International Society for Feline Medicine: 
Consensus guidelines on the diagnosis and management of feline chronic kidney disease
https://journals.sagepub.com/doi/full/10.1177/1098612X16631234

However, the sheer volume of guidelines and consensus statements can be daunting on a busy day when you are caring for many different patients. The following is a checklist we sometimes use to help optimise the treatment for cats with stable CKD:

  • Acute versus chronic: Common causes of acute kidney injury or acute on chronic kidney disease include ureteral obstruction and dehydration due to bowel disease.  It is important to differentiate these patients because acute kidney injury may improve with time and treatments such as angiotensin converting enzyme inhibitors (ACEi) or renal prescription diets may be contraindicated. Every cat with newly diagnosed CKD or with an acute deterioration of their renal function should be offered a urine culture and abdominal ultrasound to assess for a ureteral obstruction.
  • Diet: Rule of thumb: prescription diet tinned > prescription diet dry > tinned food any brand > dry food maintenance. For many patients, dietary control of their concurrent disease takes priority. As an example, many cats with chronic enteropathies can be managed with a hypoallergenic diet with the addition of a phosphate binder. It is easier to introduce renal diets to animals with early renal disease who still have a good appetite. It is very difficult to change the diet when the animal feels unwell and should not be attempted whilst in hospital.
  • Blood pressure Treat hypertension if systolic blood pressure > 160 mm Hg (Doppler). For most cats, amlodipine is the first line medication. A dose of 0.625 to 1.25 mg per cat daily is effective for most cats. Unless the hypertension is severe (retinal damage, SBP > 200 mmHg), confirm the hypertension is present on at least two checks (1-2 weeks apart) before committing the cat to a lifelong treatment.
  • Appetite stimulant if required: Start with mirtazapine at 1.88 mg per cat q 48 hours.
  • Phosphorus control: Note the IRIS guidelines target phosphorus < 1.5 mmol /L (stage 2) and 1.6mmol/L (stage 3 disease). This is within the current reference interval for normal phosphorus concentrations. Options include aluminium hydroxide, lanthanum and calcium carbonate. If using calcium carbonate, check calcium concentration. Doses will need to be titrated up as the disease progresses. Remember phosphate binders should be given in/with food.
  • Check UPC: Use anti-proteinuric treatments (ACE inhibitor or angiotensin receptor blockers ARBs) if UPC > 0.4 and consider anti -proteinuric treatment if UPC between 0.2-0.4. Do not administer either ACE inhibitors or ARB to cats that are dehydrated or inappetent. Best given when animals are “happy, healthy, eating and at home”.
  • Hydration: We are aiming for optimal ie normal hydration. Over hydration is not better than dehydration. Subcutaneous fluids are best reserved for animals with suspected dehydration from increased losses (eg diarrhoea) or reduced intake (eg periods of inappetence).
  • Urine culture: This is a complex subject for which we current lack enough evidence to make definitive recommendations. Until further studies are available, I recommend urine cultures for all newly diagnosed and acutely deteriorating cats with CKD as well as any cat showing signs of a systemic disease (fever, abdominal pain) or lower urinary tract signs. In the absence of the above clinical signs, I no longer recommend routine urine cultures in cats with CKD.

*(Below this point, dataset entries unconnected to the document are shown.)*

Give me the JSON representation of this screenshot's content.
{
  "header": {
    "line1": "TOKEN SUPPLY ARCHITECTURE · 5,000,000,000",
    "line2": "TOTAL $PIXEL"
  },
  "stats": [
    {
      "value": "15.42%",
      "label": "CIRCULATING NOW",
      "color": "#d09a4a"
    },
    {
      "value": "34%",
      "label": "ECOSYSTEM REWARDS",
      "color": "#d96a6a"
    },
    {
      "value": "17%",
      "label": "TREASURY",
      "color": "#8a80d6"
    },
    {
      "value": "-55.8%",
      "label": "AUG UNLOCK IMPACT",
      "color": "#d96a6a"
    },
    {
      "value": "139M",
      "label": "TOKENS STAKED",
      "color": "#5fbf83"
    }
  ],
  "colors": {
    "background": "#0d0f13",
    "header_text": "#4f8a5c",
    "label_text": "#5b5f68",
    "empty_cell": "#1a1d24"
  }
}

  • Anaemia: Consider darbepoetin once the haematocrit is < 20%. The standard dose is 1 µg/ cat weekly. Iron supplementation (+/- cobalamin) should be considered at the beginning of the treatment but take care not to over supplement with iron as anaemia of chronic inflammation is associated with a relative (not absolute) iron deficiency and iron supplementation could result in iron overload.
  • General anaesthesia: Take care to minimise anaesthesia and heavy sedation as cats with CKD are prone to hypotension which can be difficult to manage, is often not fluid responsive and potentially causes further renal damage.